Being in India, I was used to the indifference with which the wall loving Indian men treat the sophisticated commode. Yes, I have flushed the poor thing before he could cry his heart out on seeing his savior in me. Yes, I have picked up tissue and cleaned its rim, relieving it of the political remains of the sinner who has made unholy this greatest creation of mankind. If it was left to me, I would have worshipped a commode, shuddering with fear thinking of a life bereft of its company. Unfortunately, my fellow countrymen do not share my sentiments and molest the commode at every possible opportunity.

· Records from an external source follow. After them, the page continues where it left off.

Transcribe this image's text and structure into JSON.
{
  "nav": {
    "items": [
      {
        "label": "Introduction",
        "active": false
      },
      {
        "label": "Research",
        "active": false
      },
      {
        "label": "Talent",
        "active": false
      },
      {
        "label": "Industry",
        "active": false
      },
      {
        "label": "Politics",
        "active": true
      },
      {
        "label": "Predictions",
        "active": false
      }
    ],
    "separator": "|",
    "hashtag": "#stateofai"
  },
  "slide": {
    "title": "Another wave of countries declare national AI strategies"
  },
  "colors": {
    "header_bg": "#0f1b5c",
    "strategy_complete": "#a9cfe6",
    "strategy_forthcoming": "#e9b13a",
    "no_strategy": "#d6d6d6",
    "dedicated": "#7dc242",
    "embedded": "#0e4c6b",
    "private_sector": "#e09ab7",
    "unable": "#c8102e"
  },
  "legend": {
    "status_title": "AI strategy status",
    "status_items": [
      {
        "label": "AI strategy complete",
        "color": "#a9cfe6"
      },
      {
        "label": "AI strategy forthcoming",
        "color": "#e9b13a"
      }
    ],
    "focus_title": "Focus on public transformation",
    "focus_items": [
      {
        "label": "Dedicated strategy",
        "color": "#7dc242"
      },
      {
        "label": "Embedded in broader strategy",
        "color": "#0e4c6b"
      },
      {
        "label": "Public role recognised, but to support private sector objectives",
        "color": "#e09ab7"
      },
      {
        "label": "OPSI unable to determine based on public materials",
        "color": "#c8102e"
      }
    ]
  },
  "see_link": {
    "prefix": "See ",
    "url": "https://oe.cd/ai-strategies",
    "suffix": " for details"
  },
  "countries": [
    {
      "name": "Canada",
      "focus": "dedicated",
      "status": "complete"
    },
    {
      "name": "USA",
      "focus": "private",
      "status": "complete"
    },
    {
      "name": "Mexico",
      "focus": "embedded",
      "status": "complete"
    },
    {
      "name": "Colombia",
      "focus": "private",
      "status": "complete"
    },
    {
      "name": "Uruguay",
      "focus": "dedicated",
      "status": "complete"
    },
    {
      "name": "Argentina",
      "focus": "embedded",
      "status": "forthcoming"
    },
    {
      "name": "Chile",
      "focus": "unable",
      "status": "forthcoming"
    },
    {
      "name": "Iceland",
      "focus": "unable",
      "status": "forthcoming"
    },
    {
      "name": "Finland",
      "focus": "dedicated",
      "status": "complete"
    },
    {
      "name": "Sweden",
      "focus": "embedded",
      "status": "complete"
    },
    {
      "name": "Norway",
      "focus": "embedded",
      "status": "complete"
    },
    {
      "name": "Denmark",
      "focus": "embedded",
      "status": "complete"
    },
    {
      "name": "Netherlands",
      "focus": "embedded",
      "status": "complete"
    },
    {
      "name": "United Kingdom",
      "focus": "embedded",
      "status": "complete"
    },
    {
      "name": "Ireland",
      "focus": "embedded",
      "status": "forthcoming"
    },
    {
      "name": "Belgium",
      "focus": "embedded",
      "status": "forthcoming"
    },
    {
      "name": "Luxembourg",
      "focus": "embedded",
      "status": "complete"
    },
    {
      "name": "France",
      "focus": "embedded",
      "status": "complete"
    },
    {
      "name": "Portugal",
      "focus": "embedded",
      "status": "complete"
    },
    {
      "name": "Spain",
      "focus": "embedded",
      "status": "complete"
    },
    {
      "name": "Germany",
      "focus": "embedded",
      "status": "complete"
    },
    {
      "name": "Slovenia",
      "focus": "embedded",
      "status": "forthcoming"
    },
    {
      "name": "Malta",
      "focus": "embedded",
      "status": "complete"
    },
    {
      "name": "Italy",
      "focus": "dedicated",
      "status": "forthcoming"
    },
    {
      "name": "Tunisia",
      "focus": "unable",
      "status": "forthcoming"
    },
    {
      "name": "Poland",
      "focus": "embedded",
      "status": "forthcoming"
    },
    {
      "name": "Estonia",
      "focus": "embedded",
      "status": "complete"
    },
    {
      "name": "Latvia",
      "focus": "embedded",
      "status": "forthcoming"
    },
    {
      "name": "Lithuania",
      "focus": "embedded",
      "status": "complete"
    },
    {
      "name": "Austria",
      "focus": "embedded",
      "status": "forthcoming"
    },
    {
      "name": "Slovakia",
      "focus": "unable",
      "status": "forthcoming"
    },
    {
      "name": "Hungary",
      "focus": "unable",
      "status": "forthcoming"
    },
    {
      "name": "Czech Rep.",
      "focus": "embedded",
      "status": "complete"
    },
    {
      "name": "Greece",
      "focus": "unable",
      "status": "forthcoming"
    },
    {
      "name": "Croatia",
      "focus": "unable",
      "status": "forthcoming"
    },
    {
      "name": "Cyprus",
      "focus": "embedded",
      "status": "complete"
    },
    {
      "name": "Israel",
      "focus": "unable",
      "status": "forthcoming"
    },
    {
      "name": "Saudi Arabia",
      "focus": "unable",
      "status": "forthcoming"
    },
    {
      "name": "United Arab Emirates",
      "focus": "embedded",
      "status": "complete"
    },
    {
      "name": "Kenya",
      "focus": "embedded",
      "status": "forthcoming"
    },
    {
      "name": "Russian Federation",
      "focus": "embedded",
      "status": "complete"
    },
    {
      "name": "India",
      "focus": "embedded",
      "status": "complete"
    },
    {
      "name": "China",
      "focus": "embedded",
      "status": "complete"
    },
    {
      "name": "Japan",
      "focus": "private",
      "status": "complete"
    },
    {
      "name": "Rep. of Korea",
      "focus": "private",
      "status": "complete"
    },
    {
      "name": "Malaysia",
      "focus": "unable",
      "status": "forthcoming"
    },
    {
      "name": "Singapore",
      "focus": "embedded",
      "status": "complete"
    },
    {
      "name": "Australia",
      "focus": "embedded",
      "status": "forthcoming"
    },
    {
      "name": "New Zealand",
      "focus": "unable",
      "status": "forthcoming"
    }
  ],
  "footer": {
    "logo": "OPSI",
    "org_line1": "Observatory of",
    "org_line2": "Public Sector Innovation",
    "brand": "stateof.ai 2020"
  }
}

What really shocked the Bejesus out of me was that my countrymen carried their passions to foreign lands. They gave the British a taste of how alarmingly misguided their aims could be and the sparkling commodes of the developed nation could not believe their bad luck. Some of them went into a deep uncontrollable coma and refused to flush the politicians out, which lead to the icy notice on the doors. If commodes had legs, we would have witness thousands of them running and jumping off the island.

Mind you, these passionate countrymen were software engineers who would have shamed Gagan Narang in hitting the targets in their own homes in the fear of Ma breaking their necks. They were not rickshaw pullers, who have never seen a commode and might take it for a mini well. Still, they could not treat the foreign commodes with respect just because they were not a part of their families. Leaving aside the abused ones in India, the men left an irreplaceable scar on the minds of the commodes at onsite. Alas! There was no hope to reverse the damage. No psychiatrist deals with depressed commodes.  

Why this apathy?

Why this indifference towards picking up a tissue and cleaning the results of your own aiming misadventures?

Why this coldness towards flushing, checking and flushing again?

Why this deep-rooted mindset that someone will do it for you?

Yes, we could be filthy and education has nothing to do with it, the same way education has nothing to do with female feticide and dowry deaths, the same way education has nothing to do with spitting on roads and jumping signals.

So, while I clean another commode, wiping its tears and promising it better times, I think about the men that would use it in the future without concern and sympathy and wonder when men would begin to acknowledge its importance and marvel at our best creation. There aren’t many things in life that are so pure and selfless, who can smile all the way while taking our shit. Where would we be if all the commodes muster a revolt? Do we have the stamina to dig the soil to bury politicians like the medieval armies did during wars? And what if you work on the 10th floor?

When would we understand that there cannot be a better friend?

When would we hug a commode for being there for us when the need of relieving the politicians was colossal?

When would we truly and genuinely come to love and respect the commode?